The development and application of CIDARS was one significant activity to enhance the capacity of early outbreak detection and rapid response in China. It has been integrated into the routine work of outbreak monitoring and response for all of China’s CDCs.

Compared to the manual analysis of surveillance data and reporting of unusual information level by level as done in the past in China, CIDARS greatly shortens the frequency of surveillance data analysis and that of outbreak communication among different CDCs. It also lessens the workload of data collating and analysing for epidemiologists to a great extent. The web-based system was developed and is maintained by the national CDC. The local CDCs only need to use their existing mobile phones, a computer and the Internet to receive and review the signals and transmit information.
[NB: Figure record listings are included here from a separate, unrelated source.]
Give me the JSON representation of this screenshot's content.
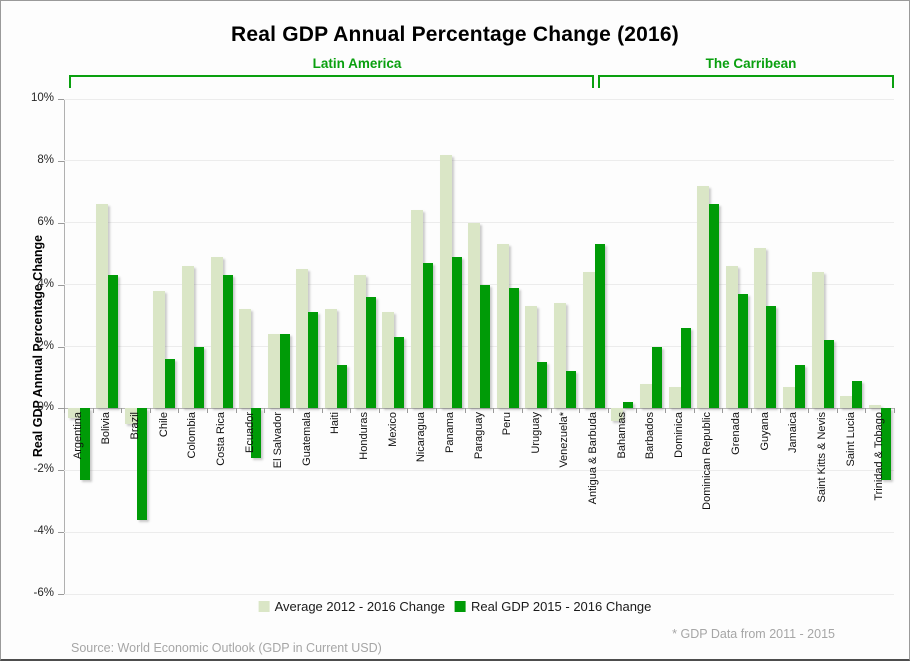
{
  "title": "Real GDP Annual Percentage Change (2016)",
  "groups": [
    {
      "label": "Latin America",
      "countries": 18
    },
    {
      "label": "The Carribean",
      "countries": 11
    }
  ],
  "y_axis": {
    "title": "Real GDP Annual Percentage Change",
    "ticks": [
      "10%",
      "8%",
      "6%",
      "4%",
      "2%",
      "0%",
      "-2%",
      "-4%",
      "-6%"
    ],
    "step": 2
  },
  "legend": [
    {
      "label": "Average 2012 - 2016 Change",
      "color": "#dae6c6"
    },
    {
      "label": "Real GDP 2015 - 2016 Change",
      "color": "#009b07"
    }
  ],
  "footnote": "* GDP Data from 2011 - 2015",
  "source": "Source: World Economic Outlook (GDP in Current USD)",
  "colors": {
    "avg_bar": "#dae6c6",
    "gdp_bar": "#009b07",
    "group_green": "#0aa00f",
    "grid": "#ececec",
    "note_gray": "#a6a6a6"
  },
  "chart_data": {
    "type": "bar",
    "title": "Real GDP Annual Percentage Change (2016)",
    "ylabel": "Real GDP Annual Percentage Change",
    "ylim": [
      -6,
      10
    ],
    "grid": true,
    "legend_position": "bottom",
    "categories": [
      "Argentina",
      "Bolivia",
      "Brazil",
      "Chile",
      "Colombia",
      "Costa Rica",
      "Ecuador",
      "El Salvador",
      "Guatemala",
      "Haiti",
      "Honduras",
      "Mexico",
      "Nicaragua",
      "Panama",
      "Paraguay",
      "Peru",
      "Uruguay",
      "Venezuela*",
      "Antigua & Barbuda",
      "Bahamas",
      "Barbados",
      "Dominica",
      "Dominican Republic",
      "Grenada",
      "Guyana",
      "Jamaica",
      "Saint Kitts & Nevis",
      "Saint Lucia",
      "Trinidad & Tobago"
    ],
    "group_of_category": [
      "Latin America",
      "Latin America",
      "Latin America",
      "Latin America",
      "Latin America",
      "Latin America",
      "Latin America",
      "Latin America",
      "Latin America",
      "Latin America",
      "Latin America",
      "Latin America",
      "Latin America",
      "Latin America",
      "Latin America",
      "Latin America",
      "Latin America",
      "Latin America",
      "The Carribean",
      "The Carribean",
      "The Carribean",
      "The Carribean",
      "The Carribean",
      "The Carribean",
      "The Carribean",
      "The Carribean",
      "The Carribean",
      "The Carribean",
      "The Carribean"
    ],
    "series": [
      {
        "name": "Average 2012 - 2016 Change",
        "values": [
          -0.3,
          6.6,
          -0.5,
          3.8,
          4.6,
          4.9,
          3.2,
          2.4,
          4.5,
          3.2,
          4.3,
          3.1,
          6.4,
          8.2,
          6.0,
          5.3,
          3.3,
          3.4,
          4.4,
          -0.4,
          0.8,
          0.7,
          7.2,
          4.6,
          5.2,
          0.7,
          4.4,
          0.4,
          0.1
        ]
      },
      {
        "name": "Real GDP 2015 - 2016 Change",
        "values": [
          -2.3,
          4.3,
          -3.6,
          1.6,
          2.0,
          4.3,
          -1.6,
          2.4,
          3.1,
          1.4,
          3.6,
          2.3,
          4.7,
          4.9,
          4.0,
          3.9,
          1.5,
          1.2,
          5.3,
          0.2,
          2.0,
          2.6,
          6.6,
          3.7,
          3.3,
          1.4,
          2.2,
          0.9,
          -2.3
        ]
      }
    ]
  }
}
No new equipment was needed, which reduces the cost for local users.

Many outbreak early warning systems disseminate the signal by e-mail which may make it hard to confirm that the information is received successfully and in a timely manner.3,8,9 CIDARS uses an SMS platform and designates the specific mobile phones to receive the signal by short text message; the system automatically gets a confirming message which ensures accurate and timely dissemination. As opposed to some systems using only one-sided generation and distribution of the information, CIDARS has a good feedback function for processing signal responses and results to facilitate outbreak response cooperation and assistance, if necessary.

From the initial evaluation of the system, we find that CIDARS can quickly generate abnormal signals and effectively assist in the early detection and confirmation of some disease outbreaks, including both type 1 and type 2 diseases. However, the percentage of possible positive signals of all signals in CIDARS seems to be a little low. As we know, a low percentage of positive signals is a common deficiency facing many similar outbreak early warning systems.3,10–12 The percentage of possible positive signals varied among the respiratory, zoonotic and vectorborne, and food and waterborne disease groups, which demonstrated that different algorithms need to be considered based on the epidemiological characteristics of the disease.
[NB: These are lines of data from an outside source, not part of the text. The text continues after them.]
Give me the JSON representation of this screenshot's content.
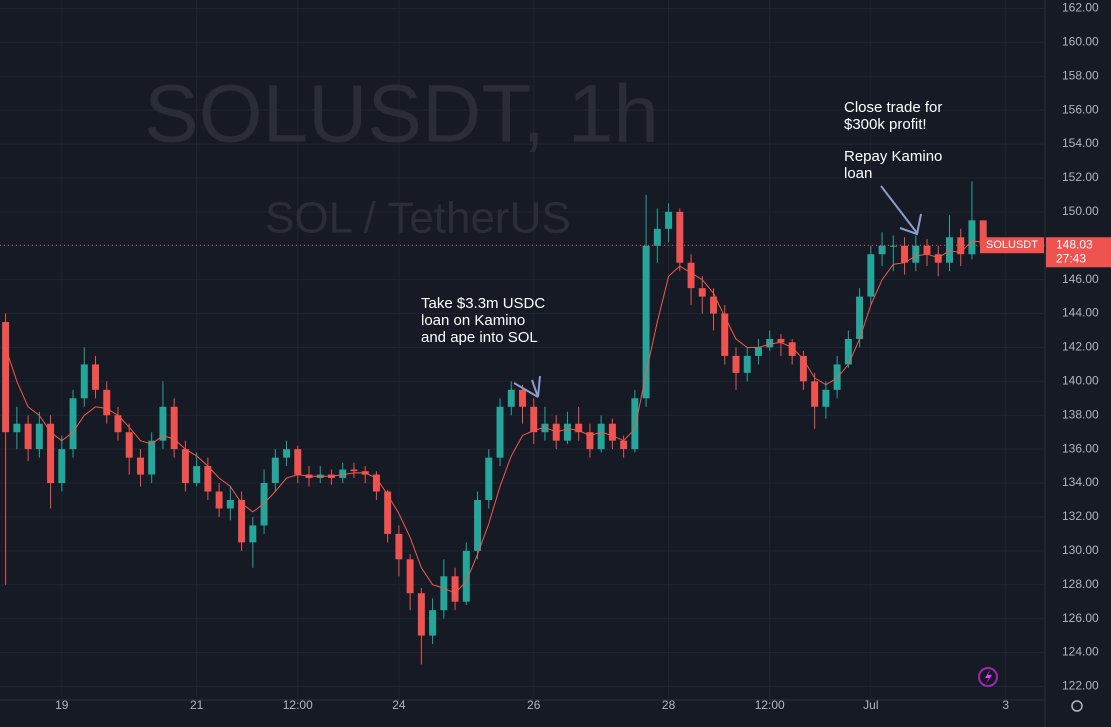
{
  "chart_data": {
    "type": "candlestick",
    "title": "SOLUSDT, 1h",
    "subtitle": "SOL / TetherUS",
    "symbol": "SOLUSDT",
    "last_price": 148.03,
    "countdown": "27:43",
    "up_color": "#26a69a",
    "down_color": "#ef5350",
    "ma_color": "#f05a4a",
    "grid": true,
    "annotations": [
      [
        "Take $3.3m USDC",
        "loan on Kamino",
        "and ape into SOL"
      ],
      [
        "Close trade for",
        "$300k profit!"
      ],
      [
        "Repay Kamino",
        "loan"
      ]
    ],
    "x": [
      -20,
      -16,
      -12,
      -8,
      -4,
      0,
      4,
      8,
      12,
      16,
      20,
      24,
      28,
      32,
      36,
      40,
      44,
      48,
      52,
      56,
      60,
      64,
      68,
      72,
      76,
      80,
      84,
      88,
      92,
      96,
      100,
      104,
      108,
      112,
      116,
      120,
      124,
      128,
      132,
      136,
      140,
      144,
      148,
      152,
      156,
      160,
      164,
      168,
      172,
      176,
      180,
      184,
      188,
      192,
      196,
      200,
      204,
      208,
      212,
      216,
      220,
      224,
      228,
      232,
      236,
      240,
      244,
      248,
      252,
      256,
      260,
      264,
      268,
      272,
      276,
      280,
      284,
      288,
      292,
      296,
      300,
      304,
      308,
      312,
      316,
      320,
      324,
      328
    ],
    "open": [
      143.5,
      137,
      137.5,
      136,
      137.5,
      134,
      136,
      139,
      141,
      139.5,
      138,
      137,
      135.5,
      134.5,
      136.5,
      138.5,
      136,
      134,
      135,
      133.5,
      132.5,
      133,
      130.5,
      131.5,
      134,
      135.5,
      136,
      134.5,
      134.3,
      134.5,
      134.3,
      134.8,
      134.7,
      134.5,
      133.5,
      131,
      129.5,
      127.5,
      125,
      126.5,
      128.5,
      127,
      130,
      133,
      135.5,
      138.5,
      139.5,
      138.5,
      137,
      137.5,
      136.5,
      137.5,
      137,
      136,
      137.5,
      136.5,
      136,
      139,
      148,
      149,
      150,
      147,
      145.5,
      145,
      144,
      141.5,
      140.5,
      141.5,
      142,
      142.5,
      142.3,
      141.5,
      140,
      138.5,
      139.5,
      141,
      142.5,
      145,
      147.5,
      148,
      148,
      147,
      148,
      147.5,
      147,
      148.5,
      147.5,
      149.5
    ],
    "high": [
      144,
      138.5,
      138,
      138.2,
      138,
      136.8,
      139.5,
      142,
      141.5,
      140,
      138.5,
      137.5,
      136,
      137,
      140,
      139,
      136.5,
      135.8,
      135.5,
      134,
      133.8,
      133.5,
      132,
      134.8,
      136,
      136.5,
      136.2,
      135,
      135,
      134.8,
      135.2,
      135.2,
      135,
      134.7,
      133.6,
      131.5,
      129.8,
      127.8,
      127.2,
      129.5,
      129,
      130.5,
      133.5,
      136,
      139,
      140,
      139.8,
      139,
      138.5,
      138,
      138.2,
      138.5,
      137.5,
      138,
      137.8,
      136.8,
      139.5,
      151,
      150.2,
      150.5,
      150.2,
      147.5,
      146.2,
      145.5,
      144.5,
      142,
      142,
      142.5,
      143,
      142.8,
      142.5,
      141.8,
      140.5,
      140,
      141.5,
      143,
      145.5,
      148,
      148.8,
      148.6,
      148.5,
      148.6,
      148.4,
      148,
      149.8,
      149,
      151.8,
      149.5
    ],
    "low": [
      128,
      136,
      135.3,
      135.5,
      132.5,
      133.5,
      135.5,
      138.5,
      139,
      137.5,
      136.5,
      134.5,
      133.8,
      134,
      136,
      135.5,
      133.5,
      133.8,
      133,
      132,
      131.8,
      130,
      129,
      131,
      133.5,
      135,
      134,
      133.8,
      134,
      133.9,
      134,
      134.3,
      134,
      133,
      130.5,
      128.5,
      126.5,
      123.3,
      124.5,
      126,
      126.5,
      126.8,
      129.5,
      132.5,
      135,
      138,
      137.5,
      136.3,
      136.5,
      136,
      136.3,
      136.5,
      135.5,
      135.8,
      136,
      135.5,
      135.8,
      138.5,
      147,
      148.2,
      146.5,
      144.5,
      144,
      143,
      141,
      139.5,
      140,
      141,
      141.8,
      141.5,
      141,
      139.5,
      137.2,
      137.8,
      139,
      140.8,
      142,
      144.5,
      146.8,
      146.5,
      146.3,
      146.5,
      146.8,
      146.2,
      146.5,
      146.8,
      147.2,
      147.8
    ],
    "close": [
      137,
      137.5,
      136,
      137.5,
      134,
      136,
      139,
      141,
      139.5,
      138,
      137,
      135.5,
      134.5,
      136.5,
      138.5,
      136,
      134,
      135,
      133.5,
      132.5,
      133,
      130.5,
      131.5,
      134,
      135.5,
      136,
      134.5,
      134.3,
      134.5,
      134.3,
      134.8,
      134.7,
      134.5,
      133.5,
      131,
      129.5,
      127.5,
      125,
      126.5,
      128.5,
      127,
      130,
      133,
      135.5,
      138.5,
      139.5,
      138.5,
      137,
      137.5,
      136.5,
      137.5,
      137,
      136,
      137.5,
      136.5,
      136,
      139,
      148,
      149,
      150,
      147,
      145.5,
      145,
      144,
      141.5,
      140.5,
      141.5,
      142,
      142.5,
      142.3,
      141.5,
      140,
      138.5,
      139.5,
      141,
      142.5,
      145,
      147.5,
      148,
      148,
      147,
      148,
      147.5,
      147,
      148.5,
      147.5,
      149.5,
      148.03
    ],
    "ma": [
      142,
      140,
      138.5,
      138,
      137,
      136.5,
      137,
      138,
      138.5,
      138.4,
      138,
      137.3,
      136.5,
      136.3,
      136.8,
      136.6,
      136,
      135.6,
      135,
      134.3,
      133.8,
      132.8,
      132.3,
      132.8,
      133.5,
      134.3,
      134.5,
      134.4,
      134.4,
      134.4,
      134.5,
      134.6,
      134.6,
      134.3,
      133.3,
      132.2,
      130.8,
      129,
      128,
      127.8,
      127.5,
      128.2,
      129.8,
      131.6,
      133.8,
      135.6,
      136.8,
      137.1,
      137.3,
      137,
      137.2,
      137.1,
      136.8,
      137,
      136.8,
      136.5,
      137.2,
      140.5,
      143.5,
      146.2,
      146.8,
      146.4,
      146,
      145.2,
      143.8,
      142.5,
      142,
      142,
      142.2,
      142.3,
      142,
      141.3,
      140.2,
      139.8,
      140.2,
      141,
      142.5,
      144.5,
      146,
      146.9,
      147,
      147.4,
      147.5,
      147.3,
      147.7,
      147.6,
      148.3,
      148.2
    ],
    "xlim": [
      -22,
      350
    ],
    "xticks": [
      {
        "value": 0,
        "label": "19"
      },
      {
        "value": 48,
        "label": "21"
      },
      {
        "value": 84,
        "label": "12:00"
      },
      {
        "value": 120,
        "label": "24"
      },
      {
        "value": 168,
        "label": "26"
      },
      {
        "value": 216,
        "label": "28"
      },
      {
        "value": 252,
        "label": "12:00"
      },
      {
        "value": 288,
        "label": "Jul"
      },
      {
        "value": 336,
        "label": "3"
      }
    ],
    "ylim": [
      121.2,
      162.5
    ],
    "yticks": [
      {
        "value": 122,
        "label": "122.00"
      },
      {
        "value": 124,
        "label": "124.00"
      },
      {
        "value": 126,
        "label": "126.00"
      },
      {
        "value": 128,
        "label": "128.00"
      },
      {
        "value": 130,
        "label": "130.00"
      },
      {
        "value": 132,
        "label": "132.00"
      },
      {
        "value": 134,
        "label": "134.00"
      },
      {
        "value": 136,
        "label": "136.00"
      },
      {
        "value": 138,
        "label": "138.00"
      },
      {
        "value": 140,
        "label": "140.00"
      },
      {
        "value": 142,
        "label": "142.00"
      },
      {
        "value": 144,
        "label": "144.00"
      },
      {
        "value": 146,
        "label": "146.00"
      },
      {
        "value": 148,
        "label": "148.00"
      },
      {
        "value": 150,
        "label": "150.00"
      },
      {
        "value": 152,
        "label": "152.00"
      },
      {
        "value": 154,
        "label": "154.00"
      },
      {
        "value": 156,
        "label": "156.00"
      },
      {
        "value": 158,
        "label": "158.00"
      },
      {
        "value": 160,
        "label": "160.00"
      },
      {
        "value": 162,
        "label": "162.00"
      }
    ]
  }
}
Although CIDARS is a powerful and sophisticated system, one challenge is how to maintain normal operations of the system. Advanced computers with high-powered data calculation ability, the stability of Internet access as well as a professional system maintenance team are necessary. There are currently more than 6000 system users which raises the challenge of user management and training as staff turnover occurs.

One limitation of CIDARS is that it is hard to detect the outbreaks before the cases are diagnosed and reported by clinicians because the system is based on the notifiable infectious disease surveillance data. Therefore, CIDARS sometimes may be less timely and sensitive than some other outbreak detection systems using data on pre-diagnosis of cases in hospitals, media reports or school absenteeism. In addition, many negative signals are currently generated by CIDARS, causing unnecessary signal response for local staff.
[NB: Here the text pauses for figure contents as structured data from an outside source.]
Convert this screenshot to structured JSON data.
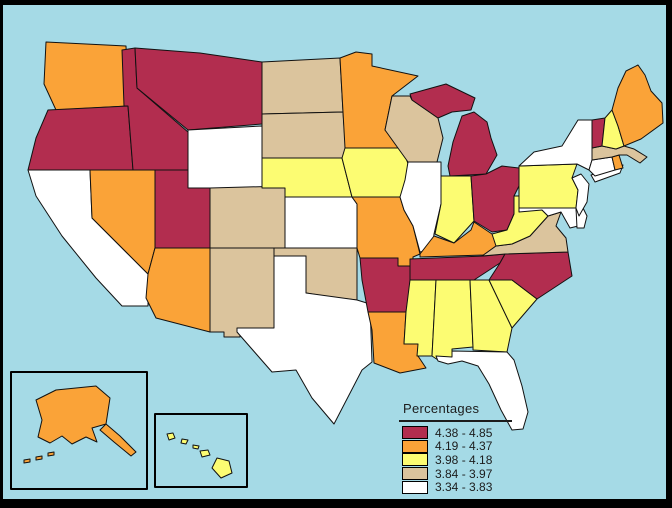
{
  "colors": {
    "sea_background": "#A5DAE6",
    "frame": "#000000",
    "state_border": "#111111"
  },
  "legend": {
    "title": "Percentages"
  },
  "map_data": {
    "type": "choropleth",
    "region": "United States (50 states; Alaska and Hawaii shown in inset boxes)",
    "measure": "Percentages",
    "classes": [
      {
        "range": "4.38 - 4.85",
        "color": "#B22D4F",
        "states": [
          "OR",
          "ID",
          "MT",
          "UT",
          "MI",
          "OH",
          "VT",
          "AR",
          "TN",
          "NC"
        ]
      },
      {
        "range": "4.19 - 4.37",
        "color": "#FAA338",
        "states": [
          "WA",
          "NV",
          "AZ",
          "MN",
          "MO",
          "KY",
          "LA",
          "ME",
          "RI",
          "AK"
        ]
      },
      {
        "range": "3.98 - 4.18",
        "color": "#FCFC72",
        "states": [
          "NE",
          "IA",
          "IN",
          "WV",
          "PA",
          "NH",
          "MS",
          "AL",
          "GA",
          "SC",
          "HI"
        ]
      },
      {
        "range": "3.84 - 3.97",
        "color": "#DBC49D",
        "states": [
          "ND",
          "SD",
          "WI",
          "CO",
          "NM",
          "OK",
          "VA",
          "MA"
        ]
      },
      {
        "range": "3.34 - 3.83",
        "color": "#FFFFFF",
        "states": [
          "CA",
          "WY",
          "KS",
          "TX",
          "IL",
          "NY",
          "NJ",
          "CT",
          "DE",
          "MD",
          "FL"
        ]
      }
    ]
  }
}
Some improvements to CIDARS should be considered in the future. More flexible and reasonable algorithms and parameters for aberration detection should be developed and calibrated for the different characteristics of particular diseases and various needs of different areas in order to improve the performance of outbreak detection. New diseases could be added into the system by local users to address priorities in a particular jurisdiction. Finally, more systematic evaluations of the performance of the system should be conducted, especially on the feedback from users.

Conflicts of interest

None declared.


This study was supported by grants from the Ministry of Science and Technology of China (2002DIA40020, 2003DIA6N009, 2006BAK01A13, 2008BAI56B02, 2009ZX10004-201), and the China-WHO regular budget cooperation project (WPCHN0801617, WPCHN1002405).


We thank Dr Chin-Kei Lee (WHO Country Office in China) and Dr Archie Clements (University of Queensland, Australia) for giving comments and suggestions for improving this manuscript.